Authors
Yevhen Yashchuk1; 1 University of Oxford, UKDiscussion
Modern wars have brought ruptures and shaped communities in places not directly affected by them. To underline and approach such developments, this paper engages with the everyday practices of humanitarian action in the provincial contexts of the Russian Empire and Austro-Hungary between 1875 and 1878, during the Great Eastern Crisis in the Balkans. While the paper will acknowledge the recent developments in historiography aimed to decenter imperial experiences, it will also point out the necessity to move beyond the stress on intraimperial contexts when reactions to international events are concerned, thus triangulating the Crisis itself. Focusing on the urban communities of Kyiv and Lviv, the paper will demonstrate that the urge to act amidst the international crisis appealed to the opposing local political groups and brought the question of helping the “struggling Slavs” to the front of the public debates. Building on the evidence from the local press, governmental reactions to the responses, and the variety of documents produced locally, including the reports of the local committees of the Red Cross, it will present the uneven and changing nature of humanitarian action which was based on the agency of the educated urban inhabitants in organizing and quitting relief campaigns.
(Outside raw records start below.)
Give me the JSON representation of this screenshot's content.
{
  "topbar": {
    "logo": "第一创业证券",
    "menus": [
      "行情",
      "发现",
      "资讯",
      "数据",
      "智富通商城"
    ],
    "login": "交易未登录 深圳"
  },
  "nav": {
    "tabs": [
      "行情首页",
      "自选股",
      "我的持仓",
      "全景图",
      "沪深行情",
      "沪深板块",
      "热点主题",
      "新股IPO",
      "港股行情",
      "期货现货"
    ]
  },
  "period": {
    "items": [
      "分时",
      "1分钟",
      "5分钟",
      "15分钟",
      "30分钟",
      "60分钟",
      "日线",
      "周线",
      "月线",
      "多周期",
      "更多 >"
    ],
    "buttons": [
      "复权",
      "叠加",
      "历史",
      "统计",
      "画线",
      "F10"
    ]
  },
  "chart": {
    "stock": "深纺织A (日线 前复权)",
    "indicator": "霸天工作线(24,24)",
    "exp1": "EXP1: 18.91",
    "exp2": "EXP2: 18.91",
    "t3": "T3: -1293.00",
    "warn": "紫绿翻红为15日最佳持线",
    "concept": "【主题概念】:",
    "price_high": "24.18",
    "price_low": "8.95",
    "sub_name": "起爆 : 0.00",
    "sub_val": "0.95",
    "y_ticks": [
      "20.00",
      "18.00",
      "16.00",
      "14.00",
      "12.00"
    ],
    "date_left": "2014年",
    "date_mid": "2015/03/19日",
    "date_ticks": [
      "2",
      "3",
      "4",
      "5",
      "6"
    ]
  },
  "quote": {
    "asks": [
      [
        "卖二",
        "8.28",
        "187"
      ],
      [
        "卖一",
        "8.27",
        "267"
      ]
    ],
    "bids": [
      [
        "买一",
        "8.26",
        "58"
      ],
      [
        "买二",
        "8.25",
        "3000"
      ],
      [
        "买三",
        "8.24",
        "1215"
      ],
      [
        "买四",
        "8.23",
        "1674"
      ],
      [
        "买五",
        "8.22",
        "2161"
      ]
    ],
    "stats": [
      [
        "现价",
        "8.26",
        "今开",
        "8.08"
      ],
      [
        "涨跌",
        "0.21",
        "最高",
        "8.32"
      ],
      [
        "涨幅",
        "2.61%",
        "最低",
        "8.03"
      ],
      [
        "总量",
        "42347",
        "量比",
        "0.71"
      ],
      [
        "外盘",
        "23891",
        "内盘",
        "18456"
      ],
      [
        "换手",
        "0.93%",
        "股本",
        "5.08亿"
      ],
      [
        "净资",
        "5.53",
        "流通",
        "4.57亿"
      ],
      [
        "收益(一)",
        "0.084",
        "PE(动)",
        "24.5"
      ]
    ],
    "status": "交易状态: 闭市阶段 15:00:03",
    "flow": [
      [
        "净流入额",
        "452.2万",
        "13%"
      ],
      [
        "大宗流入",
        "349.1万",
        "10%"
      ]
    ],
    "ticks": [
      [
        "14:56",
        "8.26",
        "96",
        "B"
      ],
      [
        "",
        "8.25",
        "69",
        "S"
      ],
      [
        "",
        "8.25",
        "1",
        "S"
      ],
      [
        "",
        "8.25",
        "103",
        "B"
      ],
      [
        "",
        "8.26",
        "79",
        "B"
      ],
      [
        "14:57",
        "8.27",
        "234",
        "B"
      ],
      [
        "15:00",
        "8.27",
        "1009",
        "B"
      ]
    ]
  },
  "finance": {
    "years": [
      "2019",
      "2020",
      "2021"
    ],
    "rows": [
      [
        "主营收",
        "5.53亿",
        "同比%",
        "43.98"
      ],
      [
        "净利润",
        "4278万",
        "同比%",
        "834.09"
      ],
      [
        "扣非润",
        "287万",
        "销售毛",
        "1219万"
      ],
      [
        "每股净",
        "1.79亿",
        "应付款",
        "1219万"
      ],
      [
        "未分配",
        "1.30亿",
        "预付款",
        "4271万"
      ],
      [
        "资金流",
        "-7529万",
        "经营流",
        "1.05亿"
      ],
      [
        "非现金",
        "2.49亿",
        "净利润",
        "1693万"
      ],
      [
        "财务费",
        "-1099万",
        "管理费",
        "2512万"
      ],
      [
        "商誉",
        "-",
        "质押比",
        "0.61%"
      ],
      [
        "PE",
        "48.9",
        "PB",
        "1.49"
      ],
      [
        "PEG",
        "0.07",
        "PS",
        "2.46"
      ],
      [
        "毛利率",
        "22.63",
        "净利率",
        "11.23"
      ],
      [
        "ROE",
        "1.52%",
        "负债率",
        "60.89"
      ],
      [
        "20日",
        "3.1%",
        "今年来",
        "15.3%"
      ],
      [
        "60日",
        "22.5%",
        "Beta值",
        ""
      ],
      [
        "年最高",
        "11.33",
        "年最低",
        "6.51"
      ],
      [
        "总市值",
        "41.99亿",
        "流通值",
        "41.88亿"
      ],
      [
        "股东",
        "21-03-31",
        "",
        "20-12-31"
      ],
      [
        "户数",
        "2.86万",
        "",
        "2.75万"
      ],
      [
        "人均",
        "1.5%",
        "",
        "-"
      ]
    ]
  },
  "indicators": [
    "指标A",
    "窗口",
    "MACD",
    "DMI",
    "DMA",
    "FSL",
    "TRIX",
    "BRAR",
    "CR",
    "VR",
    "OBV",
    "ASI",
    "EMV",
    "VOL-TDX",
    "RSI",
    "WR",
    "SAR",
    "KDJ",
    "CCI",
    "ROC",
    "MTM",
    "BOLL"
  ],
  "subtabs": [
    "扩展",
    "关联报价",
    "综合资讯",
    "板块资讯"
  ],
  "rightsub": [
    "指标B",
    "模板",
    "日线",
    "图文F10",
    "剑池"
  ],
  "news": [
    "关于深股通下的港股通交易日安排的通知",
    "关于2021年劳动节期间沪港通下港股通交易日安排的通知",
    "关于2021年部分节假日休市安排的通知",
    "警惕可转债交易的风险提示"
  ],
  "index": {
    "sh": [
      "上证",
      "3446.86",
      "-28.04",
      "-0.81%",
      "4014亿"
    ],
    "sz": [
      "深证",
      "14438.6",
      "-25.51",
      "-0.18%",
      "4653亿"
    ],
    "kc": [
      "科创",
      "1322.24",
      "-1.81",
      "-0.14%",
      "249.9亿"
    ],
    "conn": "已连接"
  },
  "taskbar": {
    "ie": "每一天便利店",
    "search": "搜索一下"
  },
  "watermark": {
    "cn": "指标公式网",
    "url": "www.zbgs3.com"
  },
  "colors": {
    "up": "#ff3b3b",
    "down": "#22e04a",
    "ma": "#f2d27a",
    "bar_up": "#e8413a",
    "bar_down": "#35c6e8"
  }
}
It will also trace the commonalities of responses between different political groups within and across both empires, highlighting humanitarian action as the pattern in the exchanges between the two provincial centres. The paper will address the impact of the shifting character of warfare on the activities on the ground. Finally, it will highlight the overlap between the humanitarian response to the external crisis and the support of locally-oriented fundraising campaigns, with the same actors involved and the boundaries between humanitarian action and philanthropy being blurred.